Using power analyses, practical and theological methods, Rev. Kym McNair will provide a learning opportunity to help participants recognize and respond to violence, abuse and harassment in their professional, church and personal lives.
The Rev. Kymberly E. McNair
FACILITATOR: The Rev. Kymberly E. McNair comes from a family of community organizers and has continued the tradition in her work with CONNECT Faith in their Safe Church Ending Child Sexual Abuse project, and the Children of Combahee, which mobilizes against child sexual abuse in Black churches using Womanist pastoral and theological methods.
Rev. McNair has taught at the College of New Rochelle’s School of New Resources, The Abyssinian Institute of Abyssinian Baptist Church and at Shiloh Baptist Church in New Rochelle, New York. In addition to her classroom experience, Rev. McNair is also a workshop and retreat facilitator.

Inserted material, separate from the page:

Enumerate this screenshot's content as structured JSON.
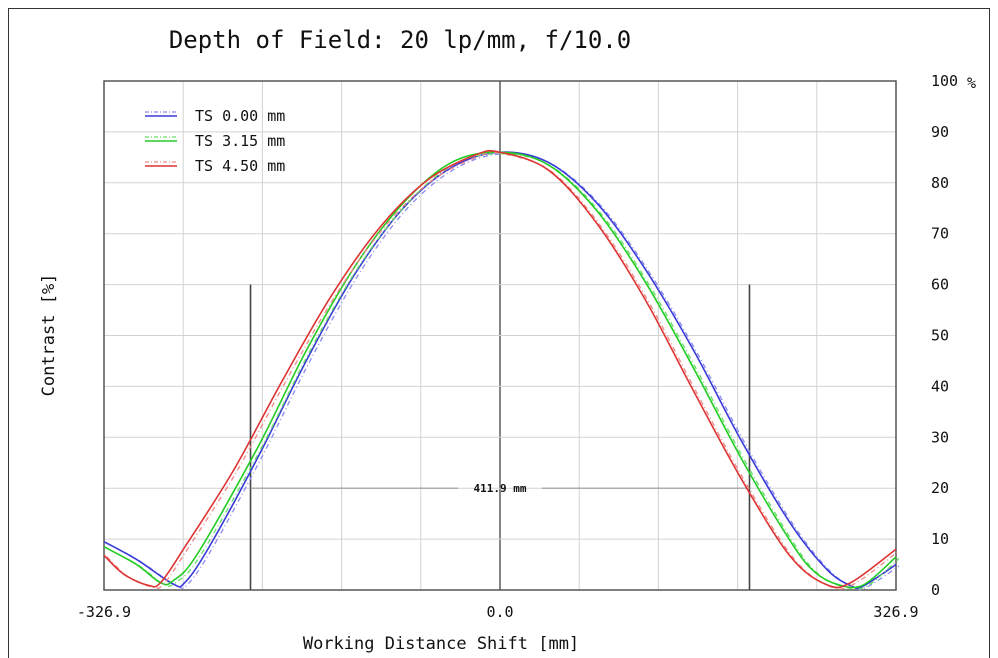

In her roles as the Associate Minister at Antioch Baptist Church in Bedford Hills, NY and the Minister of Community Education and Engagement at Bedford Presbyterian Church in Bedford, New York she coordinates community events including book discussions, Undoing Racism workshops, and community meals, and facilitates workshops and panel discussions.
Rev. McNair is a recipient of the Harriet Tubman Legacy Award from The Greater Centennial AME Zion Church and in 2017 she was honored by the American Jewish Committee Westchester/Fairfield for her community work on behalf of faith communities.